Speaking at the Barclays Capital Global Financial Services Conference on Sept. 15, Citigroup CEO Vikram Pandit for the first time announced publicly that he anticipates the bank to divest its entire 49% stake in Morgan Stanley Smith Barney LLC.
New York-based Citigroup has been among the country’s hardest-hit financial institutions from the credit crisis. Over the past 18 months, the struggling bank – which Richard Shelby, R-Ala., referred to in March as a “problem child” – slashed its assets by $500 billion. As a result of ongoing liquidity concerns, Citigroup has borrowed about $45 billion in taxpayer bail-out money through the Troubled Asset Relief Program.
Citi also continues to face mounting legal and financial woes over its alternative investments, including the ASTA/MAT hedge funds.

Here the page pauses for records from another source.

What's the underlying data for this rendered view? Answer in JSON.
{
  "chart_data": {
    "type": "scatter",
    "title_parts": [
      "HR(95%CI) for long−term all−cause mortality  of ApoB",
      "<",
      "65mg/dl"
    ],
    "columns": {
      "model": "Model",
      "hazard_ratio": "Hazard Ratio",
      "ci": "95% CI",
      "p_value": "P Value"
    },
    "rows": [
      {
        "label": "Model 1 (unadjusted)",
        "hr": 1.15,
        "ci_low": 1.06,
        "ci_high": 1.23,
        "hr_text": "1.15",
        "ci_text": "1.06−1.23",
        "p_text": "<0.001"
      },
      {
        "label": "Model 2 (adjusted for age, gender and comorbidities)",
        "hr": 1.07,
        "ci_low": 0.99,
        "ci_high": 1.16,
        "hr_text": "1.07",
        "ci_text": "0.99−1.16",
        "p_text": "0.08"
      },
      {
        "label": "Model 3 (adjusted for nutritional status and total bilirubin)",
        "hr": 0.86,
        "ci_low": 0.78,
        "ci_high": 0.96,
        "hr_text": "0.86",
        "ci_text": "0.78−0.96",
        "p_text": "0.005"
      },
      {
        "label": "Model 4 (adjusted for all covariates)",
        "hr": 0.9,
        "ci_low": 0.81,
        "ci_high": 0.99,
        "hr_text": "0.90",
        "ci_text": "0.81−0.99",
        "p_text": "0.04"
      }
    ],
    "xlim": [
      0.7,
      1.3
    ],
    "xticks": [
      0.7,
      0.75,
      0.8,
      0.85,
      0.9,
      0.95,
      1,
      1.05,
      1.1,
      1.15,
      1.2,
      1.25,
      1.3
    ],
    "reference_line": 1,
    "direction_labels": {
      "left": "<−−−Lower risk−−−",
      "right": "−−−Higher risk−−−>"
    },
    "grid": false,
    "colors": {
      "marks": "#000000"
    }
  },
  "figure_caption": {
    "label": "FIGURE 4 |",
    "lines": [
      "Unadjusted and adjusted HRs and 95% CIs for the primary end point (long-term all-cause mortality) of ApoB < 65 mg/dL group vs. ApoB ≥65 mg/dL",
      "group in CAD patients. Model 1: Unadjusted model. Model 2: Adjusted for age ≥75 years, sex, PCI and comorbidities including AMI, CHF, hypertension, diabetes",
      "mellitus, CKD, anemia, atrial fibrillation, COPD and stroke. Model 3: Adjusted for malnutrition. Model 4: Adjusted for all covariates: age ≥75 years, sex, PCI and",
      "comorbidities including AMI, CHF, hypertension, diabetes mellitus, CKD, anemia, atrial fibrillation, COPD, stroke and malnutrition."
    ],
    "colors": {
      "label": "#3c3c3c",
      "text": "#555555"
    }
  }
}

Currently, the funds are at the center of numerous lawsuits and arbitration claims with the Financial Industry Regulatory Authority (FINRA) by investors who allege Citigroup misrepresented the products as safe, conservative and stable fixed-income investments. Any losses were projected to be minimal – no more than 5% a year in the worst-case scenario, according to the company.
Instead, ASTA/MAT plummeted in value last summer because of turmoil in the financial markets and housing markets. During the same time the funds were sinking, however, Citigroup allegedly told investors to “stay the course” and that ASTA/MAT would rebound once the markets stabilized.
That didn’t happen. As it turns out, the ASTA/MAT funds were highly leveraged, borrowing approximately $8 for every $1 raised. Meanwhile, the managers ASTA/MAT continued to invest in some of the most risky and speculative investments possible.